When I called him, he was willing to meet me and I was able to take some time and prepare myself to see him, while Renee slept peacefully. I’d wished more than once since bringing her into the world, that I could ever be as peaceful as she was. Her whole world was about to change, and she didn’t even know it. Right now, it was just peace and I wanted that so badly.
Instead I was so damn nervous that my hands were shaking, and I was unable to truly pull myself together. I had so many scenarios that were running through my mind. They were the same ones that I’d been thinking about for a long time, and now it was all coming to fruition. I didn’t know how to feel about all of it. I just knew that I was freaked out.
About the time that I was supposed to leave to meet up with Scott, Renee woke up and she wasn’t happy at all. I had to call Scott and tell him that I was going to be late. He didn’t want to wait and instead, decided that he was going to come over.
“I’m staying with my parents now.”
“Really?”
“Yeah, I moved out of Dominic’s a little while ago.”
“I’m sorry to hear that Blair.”
“No, you’re not.”
“No, I’m not. I will be there in a little while. Are you above the garage?”

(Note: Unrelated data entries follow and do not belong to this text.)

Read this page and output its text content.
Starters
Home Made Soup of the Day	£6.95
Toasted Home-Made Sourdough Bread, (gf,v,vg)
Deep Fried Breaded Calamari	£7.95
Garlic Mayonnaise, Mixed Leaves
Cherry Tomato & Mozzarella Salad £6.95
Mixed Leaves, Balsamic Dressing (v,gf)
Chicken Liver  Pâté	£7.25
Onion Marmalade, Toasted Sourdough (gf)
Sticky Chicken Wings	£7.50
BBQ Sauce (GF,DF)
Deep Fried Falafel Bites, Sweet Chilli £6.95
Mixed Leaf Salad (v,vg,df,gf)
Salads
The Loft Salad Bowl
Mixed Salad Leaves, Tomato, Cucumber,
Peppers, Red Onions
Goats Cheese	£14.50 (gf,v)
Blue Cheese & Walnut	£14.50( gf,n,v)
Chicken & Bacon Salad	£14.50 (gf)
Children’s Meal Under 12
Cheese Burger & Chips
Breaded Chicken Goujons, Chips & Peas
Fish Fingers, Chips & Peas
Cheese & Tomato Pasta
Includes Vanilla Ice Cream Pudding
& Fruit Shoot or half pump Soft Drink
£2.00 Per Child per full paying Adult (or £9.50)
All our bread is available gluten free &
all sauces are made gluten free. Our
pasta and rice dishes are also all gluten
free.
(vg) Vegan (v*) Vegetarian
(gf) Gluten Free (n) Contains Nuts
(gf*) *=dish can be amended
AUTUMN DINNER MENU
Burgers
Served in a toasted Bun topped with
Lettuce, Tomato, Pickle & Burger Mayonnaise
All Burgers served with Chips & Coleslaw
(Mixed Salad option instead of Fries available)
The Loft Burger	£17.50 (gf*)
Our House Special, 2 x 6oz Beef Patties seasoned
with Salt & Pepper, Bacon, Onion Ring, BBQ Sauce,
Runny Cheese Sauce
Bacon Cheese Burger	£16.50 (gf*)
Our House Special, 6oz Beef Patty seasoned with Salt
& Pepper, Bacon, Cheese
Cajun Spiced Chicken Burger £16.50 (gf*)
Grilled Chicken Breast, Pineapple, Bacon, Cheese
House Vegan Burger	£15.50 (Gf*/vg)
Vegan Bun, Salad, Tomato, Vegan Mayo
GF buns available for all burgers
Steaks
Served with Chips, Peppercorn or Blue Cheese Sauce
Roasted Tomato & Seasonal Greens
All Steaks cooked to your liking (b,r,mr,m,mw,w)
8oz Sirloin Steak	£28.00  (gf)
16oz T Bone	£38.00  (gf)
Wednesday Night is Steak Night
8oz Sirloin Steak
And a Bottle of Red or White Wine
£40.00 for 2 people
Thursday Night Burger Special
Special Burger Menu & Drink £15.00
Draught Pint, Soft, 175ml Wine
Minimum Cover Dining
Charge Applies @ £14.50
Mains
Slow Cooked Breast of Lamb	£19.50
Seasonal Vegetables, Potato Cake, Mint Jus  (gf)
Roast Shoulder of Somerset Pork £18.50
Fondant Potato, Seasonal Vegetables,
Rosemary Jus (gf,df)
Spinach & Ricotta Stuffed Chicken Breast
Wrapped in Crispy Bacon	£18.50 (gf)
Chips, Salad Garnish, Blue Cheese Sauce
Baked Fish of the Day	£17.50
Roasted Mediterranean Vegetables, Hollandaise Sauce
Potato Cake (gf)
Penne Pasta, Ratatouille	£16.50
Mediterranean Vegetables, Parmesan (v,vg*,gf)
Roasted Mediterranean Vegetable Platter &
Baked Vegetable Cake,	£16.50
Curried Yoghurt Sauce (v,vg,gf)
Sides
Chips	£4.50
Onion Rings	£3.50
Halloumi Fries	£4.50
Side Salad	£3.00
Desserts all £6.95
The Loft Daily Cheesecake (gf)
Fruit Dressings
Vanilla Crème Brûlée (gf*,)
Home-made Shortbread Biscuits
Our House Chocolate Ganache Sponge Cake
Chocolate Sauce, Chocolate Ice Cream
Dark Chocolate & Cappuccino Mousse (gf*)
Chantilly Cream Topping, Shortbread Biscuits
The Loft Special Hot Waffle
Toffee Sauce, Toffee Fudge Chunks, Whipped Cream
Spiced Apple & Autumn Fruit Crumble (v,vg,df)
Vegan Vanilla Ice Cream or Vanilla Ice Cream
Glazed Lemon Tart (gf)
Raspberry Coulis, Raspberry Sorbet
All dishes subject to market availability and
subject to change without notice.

I stopped for a minute and sighed to myself. He knew everything about me, and I was again r
eminded how close we had once been. Scott was right when he said that it was hard to walk away. I missed my friend as well and now there was so much more between us. It was hard to fathom how this was going to work.
“Yeah, that’s where I am. I will see you in a bit.”

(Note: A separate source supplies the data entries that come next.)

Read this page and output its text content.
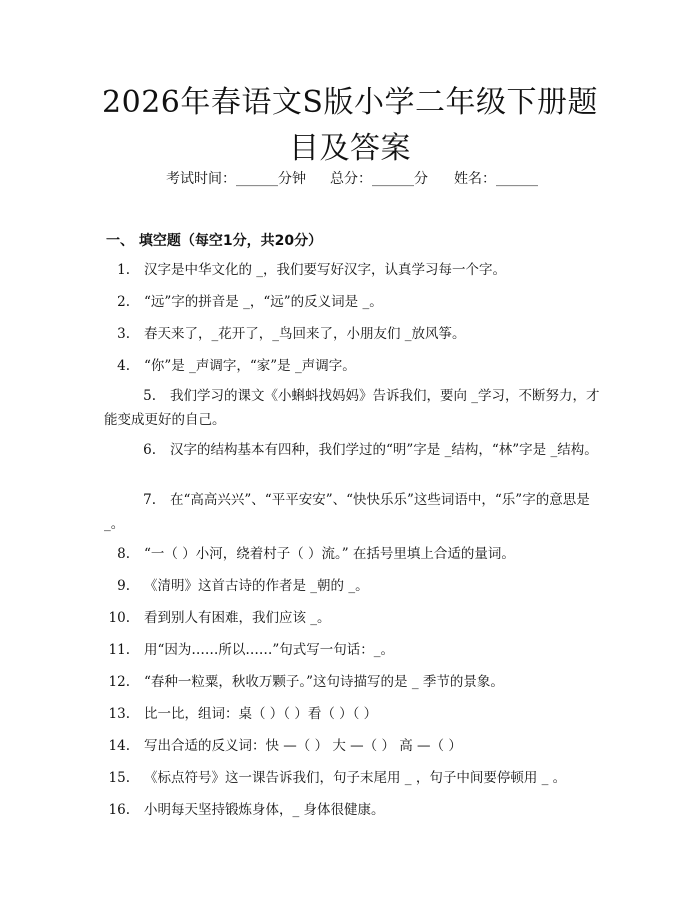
2026年春语文S版小学二年级下册题目及答案
考试时间：______分钟 总分：______分 姓名：______
一、 填空题（每空1分，共20分）
1. 汉字是中华文化的 _，我们要写好汉字，认真学习每一个字。
2. “远”字的拼音是 _，“远”的反义词是 _。
3. 春天来了，_花开了，_鸟回来了，小朋友们 _放风筝。
4. “你”是 _声调字，“家”是 _声调字。
5. 我们学习的课文《小蝌蚪找妈妈》告诉我们，要向 _学习，不断努力，才能变成更好的自己。
6. 汉字的结构基本有四种，我们学过的“明”字是 _结构，“林”字是 _结构。
7. 在“高高兴兴”、“平平安安”、“快快乐乐”这些词语中，“乐”字的意思是 _。
8. “一（ ）小河，绕着村子（ ）流。” 在括号里填上合适的量词。
9. 《清明》这首古诗的作者是 _朝的 _。
10. 看到别人有困难，我们应该 _。
11. 用“因为……所以……”句式写一句话：_。
12. “春种一粒粟，秋收万颗子。”这句诗描写的是 _ 季节的景象。
13. 比一比，组词：桌（ ）（ ）看（ ）（ ）
14. 写出合适的反义词：快 —（ ） 大 —（ ） 高 —（ ）
15. 《标点符号》这一课告诉我们，句子末尾用 _ ，句子中间要停顿用 _ 。
16. 小明每天坚持锻炼身体，_ 身体很健康。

I got off of the phone and rocked our daughter against my chest. I knew that the news of this would rock our little world, I just didn’t know that it would be like this. Now it was feeling like it was falling in place, instead of falling into pieces. It could just be hope creeping back again though.
I waited and rocked for a little while and I heard the door opening in the front room. I was staying in the converted space above the garage. It was a place that we knew well, because he would sneak up here and we used to meet here long ago. It used to be our place. What was it going to be now?
“I’m in here.”
I hollered through the house to let him know where I was. I tried to steel myself for seeing him again, but it did me no good. I immediately drank him in, and I couldn’t get enough of him.
His eyes were darker, his hair was longer, and there was this raw need in his face. He looked like a man that hadn’t eaten for several months and I wondered if the look was because of me.
“I can’t believe you are finally here. I have waited so long for you.”
He came up to me, kneeling down and kissing me on my forehead, before kissing my lips. It was quick, passionate and gone. He was pulling back and staring down at Renee. It was his first time seeing her and he was transfixed, just like I was the first time I saw her.
“She has my hair and your eyes. Quite a combination.”
“We always were.”
Shit. Here he goes.
Scott
Now that I was here, Blair in front of me, our baby in her arms, I knew exactly what had to happen. Whatever the cost, I had to convince her that we were meant to be together. It was just that simple. I wasn’t going to spend another night without her next to me. I refused.